A l’origine, une pièce de théâtre en 1973, c’est deux ans plus tard que l’histoire est portée à l’écran. Échec calamiteux, le film ne rapporte que 450 000 dollars pour un budget d’un peu plus d’un million. L’oeuvre, se voulant une parodie de tout ce qui se faisait à l’époque (de la science fiction au fantastique), semble trop rompre avec les standards du cinéma pour plaire.

Comédie musicale aux chansons parfaitement représentatives d’un Glam Rock des 70’s (Science Fiction/ Double Feature,  The Time Warp, Sweet Transvestite ou encore I’m Going Home), l’histoire est abracadabrante :

Lors d’une nuit, Janet Weiss (Susan Sarandon) et Brad Majors (Barry Bostwick), deux tourtereaux niais, tombent en panne d’automobile. Leur chemin les mènent jusqu’au manoir de l’étrange docteur Frank’N’Furter (Tim Curry). Celui-ci est ravi de les accueillir pour la nuit et espère bien faire connaissance et plus si affinités…

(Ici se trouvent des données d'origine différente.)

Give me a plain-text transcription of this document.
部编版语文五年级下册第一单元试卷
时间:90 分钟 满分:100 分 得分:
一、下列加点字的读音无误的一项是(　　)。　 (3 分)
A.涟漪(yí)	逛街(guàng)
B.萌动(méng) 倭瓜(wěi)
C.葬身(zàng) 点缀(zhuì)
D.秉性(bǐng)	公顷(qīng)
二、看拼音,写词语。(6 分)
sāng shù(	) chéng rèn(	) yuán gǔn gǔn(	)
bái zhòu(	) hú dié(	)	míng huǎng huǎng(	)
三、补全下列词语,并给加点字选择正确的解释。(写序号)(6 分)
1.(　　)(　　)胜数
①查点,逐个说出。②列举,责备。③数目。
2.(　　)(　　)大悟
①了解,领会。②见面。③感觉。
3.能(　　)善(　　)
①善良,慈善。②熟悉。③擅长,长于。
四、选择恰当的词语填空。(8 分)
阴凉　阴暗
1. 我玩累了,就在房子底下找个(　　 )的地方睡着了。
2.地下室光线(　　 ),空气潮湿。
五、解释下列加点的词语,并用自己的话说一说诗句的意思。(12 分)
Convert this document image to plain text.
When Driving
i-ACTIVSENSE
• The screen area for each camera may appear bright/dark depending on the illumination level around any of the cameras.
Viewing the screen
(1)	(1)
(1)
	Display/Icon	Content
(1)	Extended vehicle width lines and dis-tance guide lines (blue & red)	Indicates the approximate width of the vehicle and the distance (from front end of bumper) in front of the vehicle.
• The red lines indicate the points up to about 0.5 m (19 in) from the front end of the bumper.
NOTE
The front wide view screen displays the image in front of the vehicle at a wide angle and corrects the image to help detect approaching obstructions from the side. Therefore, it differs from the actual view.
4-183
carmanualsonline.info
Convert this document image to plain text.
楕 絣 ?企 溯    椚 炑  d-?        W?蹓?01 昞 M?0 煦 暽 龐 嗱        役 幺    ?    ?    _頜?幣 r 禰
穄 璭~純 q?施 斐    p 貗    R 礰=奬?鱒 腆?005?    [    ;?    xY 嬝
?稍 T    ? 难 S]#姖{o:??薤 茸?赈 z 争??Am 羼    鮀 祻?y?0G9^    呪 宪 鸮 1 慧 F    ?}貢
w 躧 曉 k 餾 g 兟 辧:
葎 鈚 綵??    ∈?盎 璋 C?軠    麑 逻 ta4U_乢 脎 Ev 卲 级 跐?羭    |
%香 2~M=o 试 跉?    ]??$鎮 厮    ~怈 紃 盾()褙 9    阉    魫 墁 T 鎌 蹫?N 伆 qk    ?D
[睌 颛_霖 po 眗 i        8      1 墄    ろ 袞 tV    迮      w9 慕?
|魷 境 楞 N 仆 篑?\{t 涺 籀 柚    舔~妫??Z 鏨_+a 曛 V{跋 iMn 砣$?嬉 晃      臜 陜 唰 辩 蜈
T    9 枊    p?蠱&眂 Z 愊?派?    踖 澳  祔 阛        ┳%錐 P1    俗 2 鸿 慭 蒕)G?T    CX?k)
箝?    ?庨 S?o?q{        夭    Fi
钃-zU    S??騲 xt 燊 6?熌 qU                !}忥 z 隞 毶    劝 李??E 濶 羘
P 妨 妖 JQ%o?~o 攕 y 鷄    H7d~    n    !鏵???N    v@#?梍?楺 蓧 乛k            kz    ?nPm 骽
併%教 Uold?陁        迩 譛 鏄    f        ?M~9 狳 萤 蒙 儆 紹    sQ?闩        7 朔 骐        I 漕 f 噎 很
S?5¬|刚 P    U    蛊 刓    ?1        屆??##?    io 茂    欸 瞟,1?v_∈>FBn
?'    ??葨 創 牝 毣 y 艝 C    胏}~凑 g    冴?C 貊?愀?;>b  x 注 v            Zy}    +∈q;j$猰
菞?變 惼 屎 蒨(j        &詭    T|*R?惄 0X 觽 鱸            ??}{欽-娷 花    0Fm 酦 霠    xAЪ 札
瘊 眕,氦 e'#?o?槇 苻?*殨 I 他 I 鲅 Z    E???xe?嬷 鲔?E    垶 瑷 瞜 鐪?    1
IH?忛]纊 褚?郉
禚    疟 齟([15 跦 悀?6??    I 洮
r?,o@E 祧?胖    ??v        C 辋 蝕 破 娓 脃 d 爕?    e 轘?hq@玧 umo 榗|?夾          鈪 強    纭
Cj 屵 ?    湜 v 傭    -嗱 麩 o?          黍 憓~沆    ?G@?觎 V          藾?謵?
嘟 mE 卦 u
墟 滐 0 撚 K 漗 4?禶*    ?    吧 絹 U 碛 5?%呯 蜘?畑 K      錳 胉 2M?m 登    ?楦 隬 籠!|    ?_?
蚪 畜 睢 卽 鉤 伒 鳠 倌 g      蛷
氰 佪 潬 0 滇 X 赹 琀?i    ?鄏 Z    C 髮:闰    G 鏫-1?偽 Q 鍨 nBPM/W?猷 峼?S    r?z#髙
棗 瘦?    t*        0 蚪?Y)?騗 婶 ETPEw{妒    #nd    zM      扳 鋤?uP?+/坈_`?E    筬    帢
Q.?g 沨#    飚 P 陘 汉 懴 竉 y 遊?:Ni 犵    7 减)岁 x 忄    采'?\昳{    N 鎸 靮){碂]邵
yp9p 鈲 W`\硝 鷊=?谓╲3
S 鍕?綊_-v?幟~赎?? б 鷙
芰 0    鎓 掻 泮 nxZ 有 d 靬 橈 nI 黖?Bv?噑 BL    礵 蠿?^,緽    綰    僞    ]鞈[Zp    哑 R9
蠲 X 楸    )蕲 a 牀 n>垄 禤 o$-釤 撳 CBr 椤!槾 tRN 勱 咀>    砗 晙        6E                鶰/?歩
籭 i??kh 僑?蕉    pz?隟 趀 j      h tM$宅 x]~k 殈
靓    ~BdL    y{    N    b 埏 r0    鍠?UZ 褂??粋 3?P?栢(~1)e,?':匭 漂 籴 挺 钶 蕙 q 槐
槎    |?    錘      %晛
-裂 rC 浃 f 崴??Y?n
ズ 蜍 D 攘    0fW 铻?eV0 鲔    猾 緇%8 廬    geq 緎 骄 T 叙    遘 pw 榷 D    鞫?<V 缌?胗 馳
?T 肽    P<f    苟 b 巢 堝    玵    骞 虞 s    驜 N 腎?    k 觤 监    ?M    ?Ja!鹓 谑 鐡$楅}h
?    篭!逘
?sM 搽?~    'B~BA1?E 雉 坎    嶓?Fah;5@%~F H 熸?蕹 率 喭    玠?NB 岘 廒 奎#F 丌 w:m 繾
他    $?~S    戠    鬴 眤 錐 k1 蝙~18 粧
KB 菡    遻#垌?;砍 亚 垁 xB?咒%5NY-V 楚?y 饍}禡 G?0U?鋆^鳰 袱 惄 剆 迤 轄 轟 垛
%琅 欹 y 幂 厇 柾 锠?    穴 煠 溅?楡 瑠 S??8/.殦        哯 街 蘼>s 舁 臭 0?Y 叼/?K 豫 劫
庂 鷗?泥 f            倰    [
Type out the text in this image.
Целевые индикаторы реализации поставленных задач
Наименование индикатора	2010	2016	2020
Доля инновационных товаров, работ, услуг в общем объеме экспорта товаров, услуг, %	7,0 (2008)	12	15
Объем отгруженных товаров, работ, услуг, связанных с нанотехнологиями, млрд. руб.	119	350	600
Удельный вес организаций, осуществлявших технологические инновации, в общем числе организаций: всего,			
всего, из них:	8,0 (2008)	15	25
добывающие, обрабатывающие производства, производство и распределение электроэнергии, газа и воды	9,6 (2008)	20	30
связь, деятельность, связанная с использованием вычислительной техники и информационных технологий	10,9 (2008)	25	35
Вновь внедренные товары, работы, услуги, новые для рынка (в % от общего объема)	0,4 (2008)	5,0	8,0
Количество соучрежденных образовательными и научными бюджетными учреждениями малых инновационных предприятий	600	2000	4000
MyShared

Cette folie sur grand écran se situe au croisement du pastiche de série B, de la parodie de science-fiction et de la comédie musicale. Transgressive, l’adaptation de Jim Sharman de l’œuvre de Richard O’Brien présente aux spectateurs les aventures du très queer docteur Frank’N’Furter. Ce “sweet transvestite” en porte-jarretelles venant de la planète Transexual Transylvania a crée son homme parfait, Rocky, pour coucher avec lui de temps à autre. Tim Curry, celui qui incarnera le premier le Clown démoniaque de IT, nous offre une prestation extravagante et hallucinante lorsqu’il chante et danse en guêpière.

Ce film trouve écho dans le cœur de beaucoup de membre de la communauté de la Diversité sexuelle et de genre. Extravagant, avant-gardiste, libertaire et totalement Queer, il fait la part belle à la liberté d’être soi. Les paroles de Sweet Transvestite au début du film en sont un parfait exemple :

Don’t get strung out by the way that I look,
Don’t judge a book by its cover
I’m not much of a man by the light of day,
But by night I’m one hell of a lover
I’m just a Sweet Transvestite from Transexual, Transylvania.
(…)
So why don’t you stay for the night? Or maybe a bite?
I could show you my favourite obsession.
I’ve been making a man with blond hair and a tan
And he’s good for relieving my tension
I’m just a Sweet Transvestite from Transexual, Transylvania.

Le Cinéma Cartier nous propose de redécouvrir ce film en version originale le mardi 31 Octobre à 21h30 pour une projection nocturne unique. Cette formule rappelle celles présentées pendant de nombreuses années à minuit au Wavely Theatre à New York qui ont participé à faire du  Rocky Horror Picture Show une oeuvre culte. Venez-y costumés !!!